Even today, the current prime minister accuses their neighbor’s method of teaching history as too ‘anti-Japanese.’
Some historians even believe that these gaps in the Japanese education system and its teaching of history are responsible for a number of difficulties in the country’s foreign relations.
A slippery slope
Rewriting history and censoring literature certain historical portrayals, such as the ugly way black people were treated in ‘Gone with the Wind,’ is the beginning of an extraordinarily slippery slope.

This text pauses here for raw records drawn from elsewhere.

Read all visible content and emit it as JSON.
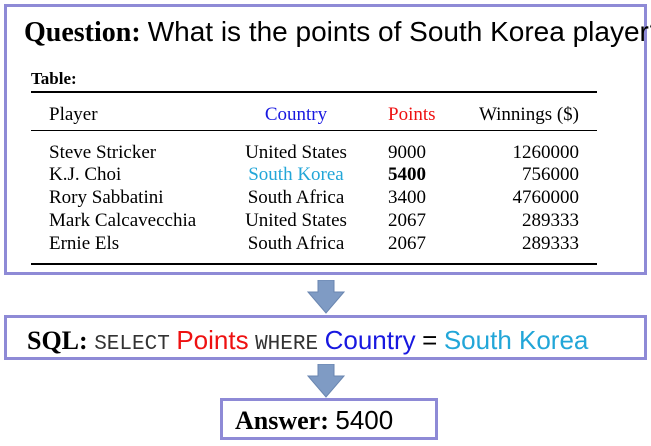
{
  "question": {
    "label": "Question:",
    "text": "What is the points of South Korea player?"
  },
  "table": {
    "label": "Table:",
    "headers": [
      "Player",
      "Country",
      "Points",
      "Winnings ($)"
    ],
    "rows": [
      [
        "Steve Stricker",
        "United States",
        "9000",
        "1260000"
      ],
      [
        "K.J. Choi",
        "South Korea",
        "5400",
        "756000"
      ],
      [
        "Rory Sabbatini",
        "South Africa",
        "3400",
        "4760000"
      ],
      [
        "Mark Calcavecchia",
        "United States",
        "2067",
        "289333"
      ],
      [
        "Ernie Els",
        "South Africa",
        "2067",
        "289333"
      ]
    ]
  },
  "sql": {
    "label": "SQL:",
    "select_kw": "SELECT",
    "column": "Points",
    "where_kw": "WHERE",
    "cond_column": "Country",
    "operator": "=",
    "value": "South Korea"
  },
  "answer": {
    "label": "Answer:",
    "value": "5400"
  },
  "colors": {
    "box_border": "#8e8ad6",
    "arrow": "#7f9bc4",
    "country": "#1818e0",
    "points": "#ee1111",
    "south_korea": "#22a6d8"
  }
}
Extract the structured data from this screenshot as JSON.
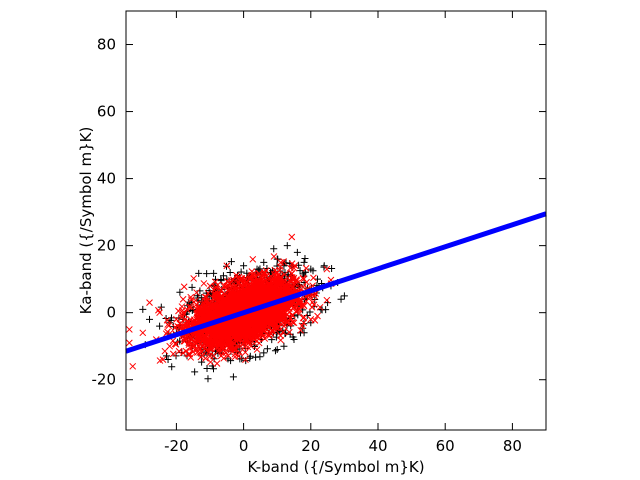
{
  "chart_data": {
    "type": "scatter",
    "xlabel": "K-band ({/Symbol m}K)",
    "ylabel": "Ka-band ({/Symbol m}K)",
    "xlim": [
      -35,
      90
    ],
    "ylim": [
      -35,
      90
    ],
    "x_ticks": [
      -20,
      0,
      20,
      40,
      60,
      80
    ],
    "y_ticks": [
      -20,
      0,
      20,
      40,
      60,
      80
    ],
    "x_tick_labels": [
      "-20",
      "0",
      "20",
      "40",
      "60",
      "80"
    ],
    "y_tick_labels": [
      "-20",
      "0",
      "20",
      "40",
      "60",
      "80"
    ],
    "grid": false,
    "series": [
      {
        "marker": "plus",
        "color": "#000000",
        "description": "black plus markers, dense cloud centred near (0, 0)",
        "points": [
          [
            -30,
            1
          ],
          [
            -28,
            -2
          ],
          [
            -25,
            -4
          ],
          [
            -22,
            -3
          ],
          [
            -20,
            -6
          ],
          [
            -18,
            -2
          ],
          [
            -15,
            1
          ],
          [
            -12,
            3
          ],
          [
            -10,
            5
          ],
          [
            -8,
            7
          ],
          [
            -6,
            11
          ],
          [
            -5,
            10
          ],
          [
            -4,
            12
          ],
          [
            -2,
            9
          ],
          [
            0,
            14
          ],
          [
            2,
            11
          ],
          [
            4,
            13
          ],
          [
            6,
            15
          ],
          [
            8,
            12
          ],
          [
            10,
            16
          ],
          [
            12,
            14
          ],
          [
            13,
            20
          ],
          [
            14,
            11
          ],
          [
            16,
            18
          ],
          [
            18,
            15
          ],
          [
            20,
            13
          ],
          [
            22,
            10
          ],
          [
            24,
            14
          ],
          [
            26,
            8
          ],
          [
            28,
            9
          ],
          [
            30,
            5
          ],
          [
            29,
            4
          ],
          [
            25,
            3
          ],
          [
            23,
            1
          ],
          [
            20,
            -3
          ],
          [
            18,
            -6
          ],
          [
            15,
            -8
          ],
          [
            12,
            -10
          ],
          [
            10,
            -11
          ],
          [
            6,
            -12
          ],
          [
            2,
            -13
          ],
          [
            -2,
            -10
          ],
          [
            -6,
            -9
          ],
          [
            -8,
            -7
          ],
          [
            -12,
            -9
          ],
          [
            -14,
            -5
          ],
          [
            -16,
            -7
          ],
          [
            -10,
            -2
          ],
          [
            -5,
            2
          ],
          [
            0,
            4
          ],
          [
            5,
            6
          ],
          [
            8,
            3
          ],
          [
            12,
            8
          ],
          [
            15,
            5
          ],
          [
            18,
            9
          ],
          [
            3,
            -3
          ]
        ]
      },
      {
        "marker": "cross",
        "color": "#ff0000",
        "description": "red x markers, dense elongated cloud centred near (0, 0)",
        "points": [
          [
            -34,
            -5
          ],
          [
            -34,
            -9
          ],
          [
            -33,
            -16
          ],
          [
            -30,
            -6
          ],
          [
            -26,
            -8
          ],
          [
            -24,
            -14
          ],
          [
            -22,
            -10
          ],
          [
            -20,
            -2
          ],
          [
            -18,
            -12
          ],
          [
            -16,
            -5
          ],
          [
            -14,
            -9
          ],
          [
            -12,
            -4
          ],
          [
            -10,
            -13
          ],
          [
            -8,
            -6
          ],
          [
            -6,
            3
          ],
          [
            -4,
            -10
          ],
          [
            -2,
            7
          ],
          [
            0,
            -8
          ],
          [
            2,
            10
          ],
          [
            4,
            -11
          ],
          [
            6,
            12
          ],
          [
            8,
            -6
          ],
          [
            10,
            9
          ],
          [
            12,
            -4
          ],
          [
            14,
            8
          ],
          [
            16,
            4
          ],
          [
            18,
            2
          ],
          [
            20,
            -2
          ],
          [
            22,
            -1
          ],
          [
            -28,
            3
          ],
          [
            -25,
            0
          ],
          [
            -18,
            4
          ],
          [
            -14,
            6
          ],
          [
            -10,
            8
          ],
          [
            -5,
            14
          ],
          [
            0,
            5
          ],
          [
            3,
            3
          ],
          [
            7,
            -2
          ],
          [
            11,
            1
          ],
          [
            15,
            -3
          ],
          [
            -8,
            0
          ],
          [
            -4,
            -2
          ],
          [
            1,
            -4
          ],
          [
            5,
            0
          ]
        ]
      }
    ],
    "fit_line": {
      "color": "#0000ff",
      "from": [
        -35,
        -11.5
      ],
      "to": [
        90,
        29.5
      ]
    }
  }
}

Here’s the sort of thing it can lead to.
In Germany at the moment, many far-right groups such as the AfD and Poland’s ruling party, the right-wing Law and Justice Party, are attempting to cast doubt on the existence of gas chambers and minimizing the crimes of the death camps during the Holocaust as a way of developing a positive new national narrative.
The Polish government has even made it a criminal offense to suggest that Poland (the home of 457 death camps during the Nazi occupation) was guilty of any crimes during the Holocaust.
My point here is simply this: as soon as we attempt to expunge from our history and literature anything that we find personally offensive – as soon as we determine that our view of what should be read and seen is the only ‘proper’ version – we deny a future generation every opportunity to learn from it.
History is highly nuanced and famous historical figures extraordinarily complex and multi-dimensional. For instance, was Thomas Jefferson a racist? Absolutely. Do we then refuse to laud him for his role in initial drafts of the Declaration of Independence and the founding of America?
Was Churchill a racist? Many comments of his would definitely point to a belief in white supremacy. But had he not played a central role in winning the war and the Nazis prevailed, they would have gone on to kill millions of people of color throughout Britain and the rest of Europe.
The philosopher George Santayana famously said: ‘Those who cannot remember the past are condemned to repeat it.’
Unless we are able to discover and accept the complicated and often contradictory truth about people or situations in our history books and our literature, we will never have the opportunity to understand – much less do better.